В петербургской квартире Кусковых все было прозой. Дом был новый, от него не веяло стариной. Andre искал в нем духов, но и духи-то являлись какие-то чужие, не кусковские… По описаниям Лизы, в Раздольном Логе все было другое, все было полно таинственными жуткими шепотами старого сада, задумчивой левады и степными дикими ветрами. Жутью веяло, когда рассказывала Лиза о том, как совершенно одна, сумасшедшая, умирала в старой бане в глухом углу сада их бабушка Софья Адольфовна, знатная курляндская баронесса, когда-то красавица, перед которой увивался в Петербурге двор и которая кружила голову императору.
— Я застала Софью Адольфовну уже восьмидесятипятилетней старухой. Она не жила в доме, — говорила Лиза, глядя на стену, на которой в ореховых рамочках висели старые выцветшие портреты-дагерротипы отцов и дедов. — И такою нарядною старухою с седыми локонами, спускающимися к ушам, я ее не помню. В глубине сада, где густо разрослись малинник и крапива, где вдоль дорожек ползла цепкая ежевика, стояла окруженная старыми тополями, черная прокопченная баня. Окна маленькие. Чуть не во всю комнату большая печь с толстой кирпичной беленой трубою и широкой лежанкой. На лежанке, в куче тряпья и подушек с красными и синими углами, закутанную в истлевший лисий салопчик, крытый когда-то голубым шелком, тканным серебром, я и увидала первый раз бабушку. В бане было темно и душно. Пахло мятой и калуфером. К этому запаху примешивался терпкий запах березового бальзама, которым бабушка натиралась от ревматизма. Бабушка сидела на печи. Перед нею приклеенная прямо к кирпичам горела восковая свеча. На коленях у нее лежала большая, больше пол-аршина в длину, толстая, тяжелая книга в кожаном переплете с большими немецкими готическими буквами. Бабушка была немка, лютеранка. Она все читала библию и ждала пастора. "Придет пастор, — говорила она, — тогда и умру, а пока пастора не будет и умирать не желаю".

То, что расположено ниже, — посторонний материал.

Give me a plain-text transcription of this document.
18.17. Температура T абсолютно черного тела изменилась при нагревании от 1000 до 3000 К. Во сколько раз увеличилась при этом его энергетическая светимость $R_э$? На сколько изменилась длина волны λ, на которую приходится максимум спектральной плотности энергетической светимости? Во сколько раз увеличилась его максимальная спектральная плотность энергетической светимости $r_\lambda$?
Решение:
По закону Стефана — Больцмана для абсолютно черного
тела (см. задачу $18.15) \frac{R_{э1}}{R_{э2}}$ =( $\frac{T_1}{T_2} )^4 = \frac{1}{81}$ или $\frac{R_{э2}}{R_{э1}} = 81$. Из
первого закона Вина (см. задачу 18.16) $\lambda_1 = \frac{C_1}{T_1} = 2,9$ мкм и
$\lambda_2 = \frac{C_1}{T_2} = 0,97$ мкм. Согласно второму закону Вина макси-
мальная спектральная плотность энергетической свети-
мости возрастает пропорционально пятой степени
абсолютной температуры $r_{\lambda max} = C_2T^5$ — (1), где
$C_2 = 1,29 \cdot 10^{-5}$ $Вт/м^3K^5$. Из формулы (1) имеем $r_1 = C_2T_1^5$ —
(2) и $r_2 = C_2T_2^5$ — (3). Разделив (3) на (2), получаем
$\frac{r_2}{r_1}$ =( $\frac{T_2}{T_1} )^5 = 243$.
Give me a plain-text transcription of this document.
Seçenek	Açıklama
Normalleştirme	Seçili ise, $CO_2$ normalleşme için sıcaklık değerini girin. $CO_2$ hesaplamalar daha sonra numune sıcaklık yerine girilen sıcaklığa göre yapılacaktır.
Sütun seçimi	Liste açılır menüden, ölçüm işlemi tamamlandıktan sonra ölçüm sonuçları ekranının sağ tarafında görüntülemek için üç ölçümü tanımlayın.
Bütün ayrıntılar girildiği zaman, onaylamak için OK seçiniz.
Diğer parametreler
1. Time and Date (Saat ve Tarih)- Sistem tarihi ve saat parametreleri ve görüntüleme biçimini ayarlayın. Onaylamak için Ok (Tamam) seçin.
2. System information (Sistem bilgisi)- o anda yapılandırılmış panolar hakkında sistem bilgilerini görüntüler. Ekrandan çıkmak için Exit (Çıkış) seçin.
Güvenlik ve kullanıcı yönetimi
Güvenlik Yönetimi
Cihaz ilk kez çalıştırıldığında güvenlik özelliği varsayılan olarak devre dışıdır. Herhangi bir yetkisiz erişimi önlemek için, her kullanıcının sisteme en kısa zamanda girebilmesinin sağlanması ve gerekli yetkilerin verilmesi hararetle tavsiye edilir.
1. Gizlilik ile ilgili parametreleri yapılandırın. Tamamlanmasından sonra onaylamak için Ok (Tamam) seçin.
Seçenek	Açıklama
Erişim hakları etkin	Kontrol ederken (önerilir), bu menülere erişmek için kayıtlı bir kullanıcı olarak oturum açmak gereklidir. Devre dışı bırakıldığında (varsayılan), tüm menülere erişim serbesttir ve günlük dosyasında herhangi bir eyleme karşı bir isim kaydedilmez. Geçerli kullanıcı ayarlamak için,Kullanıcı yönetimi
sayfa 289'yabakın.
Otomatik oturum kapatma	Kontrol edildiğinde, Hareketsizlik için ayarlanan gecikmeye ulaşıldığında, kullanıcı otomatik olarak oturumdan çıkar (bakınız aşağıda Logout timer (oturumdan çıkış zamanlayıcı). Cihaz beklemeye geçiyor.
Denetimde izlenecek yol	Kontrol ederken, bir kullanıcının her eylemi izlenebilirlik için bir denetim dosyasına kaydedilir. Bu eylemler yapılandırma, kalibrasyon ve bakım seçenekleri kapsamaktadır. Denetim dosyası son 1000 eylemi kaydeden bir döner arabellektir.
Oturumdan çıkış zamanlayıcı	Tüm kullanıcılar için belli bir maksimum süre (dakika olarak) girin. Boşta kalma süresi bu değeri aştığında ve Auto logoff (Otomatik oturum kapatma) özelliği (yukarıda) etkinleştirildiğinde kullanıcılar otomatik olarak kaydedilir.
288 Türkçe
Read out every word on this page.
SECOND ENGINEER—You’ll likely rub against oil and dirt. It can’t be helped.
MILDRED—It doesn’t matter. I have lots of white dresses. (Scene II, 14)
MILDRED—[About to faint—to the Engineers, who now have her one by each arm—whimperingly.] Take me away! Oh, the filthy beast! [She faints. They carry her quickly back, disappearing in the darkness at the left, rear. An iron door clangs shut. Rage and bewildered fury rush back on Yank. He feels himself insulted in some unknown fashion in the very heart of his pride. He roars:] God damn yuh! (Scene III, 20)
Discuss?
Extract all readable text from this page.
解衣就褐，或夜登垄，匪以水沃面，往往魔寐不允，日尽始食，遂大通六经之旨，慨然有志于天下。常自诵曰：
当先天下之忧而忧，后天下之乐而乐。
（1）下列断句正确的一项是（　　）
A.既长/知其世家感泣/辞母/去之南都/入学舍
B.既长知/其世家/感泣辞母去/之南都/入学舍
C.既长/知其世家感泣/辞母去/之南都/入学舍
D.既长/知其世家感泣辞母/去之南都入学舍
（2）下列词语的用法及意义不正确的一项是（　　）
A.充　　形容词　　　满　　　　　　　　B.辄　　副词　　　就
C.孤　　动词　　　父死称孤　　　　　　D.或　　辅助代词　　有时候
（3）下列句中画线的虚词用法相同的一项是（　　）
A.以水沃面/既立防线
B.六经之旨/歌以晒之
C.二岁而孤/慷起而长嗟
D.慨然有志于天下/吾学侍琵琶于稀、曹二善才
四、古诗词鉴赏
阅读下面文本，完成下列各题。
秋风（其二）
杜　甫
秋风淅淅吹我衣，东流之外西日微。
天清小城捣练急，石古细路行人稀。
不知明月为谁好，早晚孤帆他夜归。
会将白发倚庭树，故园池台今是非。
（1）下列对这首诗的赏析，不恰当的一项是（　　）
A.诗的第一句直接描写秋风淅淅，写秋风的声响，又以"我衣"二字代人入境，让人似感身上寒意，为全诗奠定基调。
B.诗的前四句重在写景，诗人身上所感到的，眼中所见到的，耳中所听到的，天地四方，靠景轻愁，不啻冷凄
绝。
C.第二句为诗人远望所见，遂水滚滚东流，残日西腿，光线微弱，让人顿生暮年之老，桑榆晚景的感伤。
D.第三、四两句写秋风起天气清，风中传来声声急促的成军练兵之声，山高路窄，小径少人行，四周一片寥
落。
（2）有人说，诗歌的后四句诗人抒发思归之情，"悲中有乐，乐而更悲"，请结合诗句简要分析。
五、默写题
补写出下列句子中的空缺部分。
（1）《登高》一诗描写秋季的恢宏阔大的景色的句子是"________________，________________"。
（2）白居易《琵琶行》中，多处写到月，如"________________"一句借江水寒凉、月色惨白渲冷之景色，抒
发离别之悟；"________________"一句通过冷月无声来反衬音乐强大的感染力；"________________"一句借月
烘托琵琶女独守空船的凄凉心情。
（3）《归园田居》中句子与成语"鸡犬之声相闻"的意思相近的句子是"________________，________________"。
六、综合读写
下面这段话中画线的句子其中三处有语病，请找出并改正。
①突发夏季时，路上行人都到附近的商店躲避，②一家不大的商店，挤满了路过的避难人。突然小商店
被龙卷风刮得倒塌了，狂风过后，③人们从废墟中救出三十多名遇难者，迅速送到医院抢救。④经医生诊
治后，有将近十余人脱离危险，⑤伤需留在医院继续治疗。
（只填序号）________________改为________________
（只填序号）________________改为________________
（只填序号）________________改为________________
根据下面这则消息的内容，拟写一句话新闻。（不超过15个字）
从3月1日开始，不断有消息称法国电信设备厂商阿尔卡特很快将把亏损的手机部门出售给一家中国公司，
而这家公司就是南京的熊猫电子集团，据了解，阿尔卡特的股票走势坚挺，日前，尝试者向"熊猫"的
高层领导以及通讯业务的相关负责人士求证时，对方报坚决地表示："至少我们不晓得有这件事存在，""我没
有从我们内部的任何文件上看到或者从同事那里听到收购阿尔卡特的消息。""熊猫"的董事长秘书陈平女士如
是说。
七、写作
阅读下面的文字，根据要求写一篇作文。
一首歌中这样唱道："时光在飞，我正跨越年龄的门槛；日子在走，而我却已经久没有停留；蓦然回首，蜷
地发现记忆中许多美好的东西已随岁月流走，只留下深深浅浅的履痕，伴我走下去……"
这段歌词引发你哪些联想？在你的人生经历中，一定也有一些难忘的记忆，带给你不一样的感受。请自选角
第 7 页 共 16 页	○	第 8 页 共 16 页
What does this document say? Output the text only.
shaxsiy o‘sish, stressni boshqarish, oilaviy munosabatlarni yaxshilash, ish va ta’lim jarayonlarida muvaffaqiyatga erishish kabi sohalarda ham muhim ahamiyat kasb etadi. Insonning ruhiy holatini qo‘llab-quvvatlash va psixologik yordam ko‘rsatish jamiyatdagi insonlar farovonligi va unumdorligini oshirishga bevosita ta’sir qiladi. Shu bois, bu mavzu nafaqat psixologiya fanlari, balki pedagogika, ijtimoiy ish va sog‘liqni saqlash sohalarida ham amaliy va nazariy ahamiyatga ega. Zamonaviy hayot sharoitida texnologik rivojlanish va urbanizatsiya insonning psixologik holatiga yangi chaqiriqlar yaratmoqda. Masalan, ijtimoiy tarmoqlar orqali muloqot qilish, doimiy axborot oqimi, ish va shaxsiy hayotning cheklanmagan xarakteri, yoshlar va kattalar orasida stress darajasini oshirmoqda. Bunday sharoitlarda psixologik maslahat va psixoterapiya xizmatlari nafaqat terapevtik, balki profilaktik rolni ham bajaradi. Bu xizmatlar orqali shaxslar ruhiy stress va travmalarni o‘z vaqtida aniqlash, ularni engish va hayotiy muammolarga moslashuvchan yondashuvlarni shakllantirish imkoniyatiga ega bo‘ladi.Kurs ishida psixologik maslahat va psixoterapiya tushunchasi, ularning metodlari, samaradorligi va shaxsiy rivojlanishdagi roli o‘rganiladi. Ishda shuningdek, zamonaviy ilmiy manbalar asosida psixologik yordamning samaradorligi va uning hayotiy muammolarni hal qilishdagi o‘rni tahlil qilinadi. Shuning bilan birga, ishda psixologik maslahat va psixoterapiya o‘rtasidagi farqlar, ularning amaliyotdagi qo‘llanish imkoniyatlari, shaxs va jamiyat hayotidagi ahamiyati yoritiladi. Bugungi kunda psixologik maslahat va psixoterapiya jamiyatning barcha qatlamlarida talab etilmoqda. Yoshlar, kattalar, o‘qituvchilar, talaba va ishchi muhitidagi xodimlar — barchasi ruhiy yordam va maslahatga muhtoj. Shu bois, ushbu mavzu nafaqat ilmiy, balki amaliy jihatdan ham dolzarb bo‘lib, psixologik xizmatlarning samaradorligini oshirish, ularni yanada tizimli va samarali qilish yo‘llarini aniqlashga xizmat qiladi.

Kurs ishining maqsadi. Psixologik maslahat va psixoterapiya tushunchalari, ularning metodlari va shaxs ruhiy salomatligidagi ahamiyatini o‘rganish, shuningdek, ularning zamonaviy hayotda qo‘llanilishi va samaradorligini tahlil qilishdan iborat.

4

— Дождалась она пастора? — спросила Липочка.
— Нет. Однажды, зимою, ее нашли сидящей согнувшись над книгой. Свеча догорела в ее руке, и пальцы, державшие остаток фитиля, были обуглены. Она была мертва… С той поры она ходит и ходит и все ищет пастора. Страшными воробьиными ночами ее видели в саду… А то она проходила по комнатам старого дома и половицы скрипели под ее медленными шагами. В белом ужасе зимней вьюги, когда снеговые вихри мечутся по двору, видели, как она вышла из людской и прошла в главный флигель. В правой руке она держала библию, в левой зажженную свечу и пламя свечи не трепыхалось от ветра.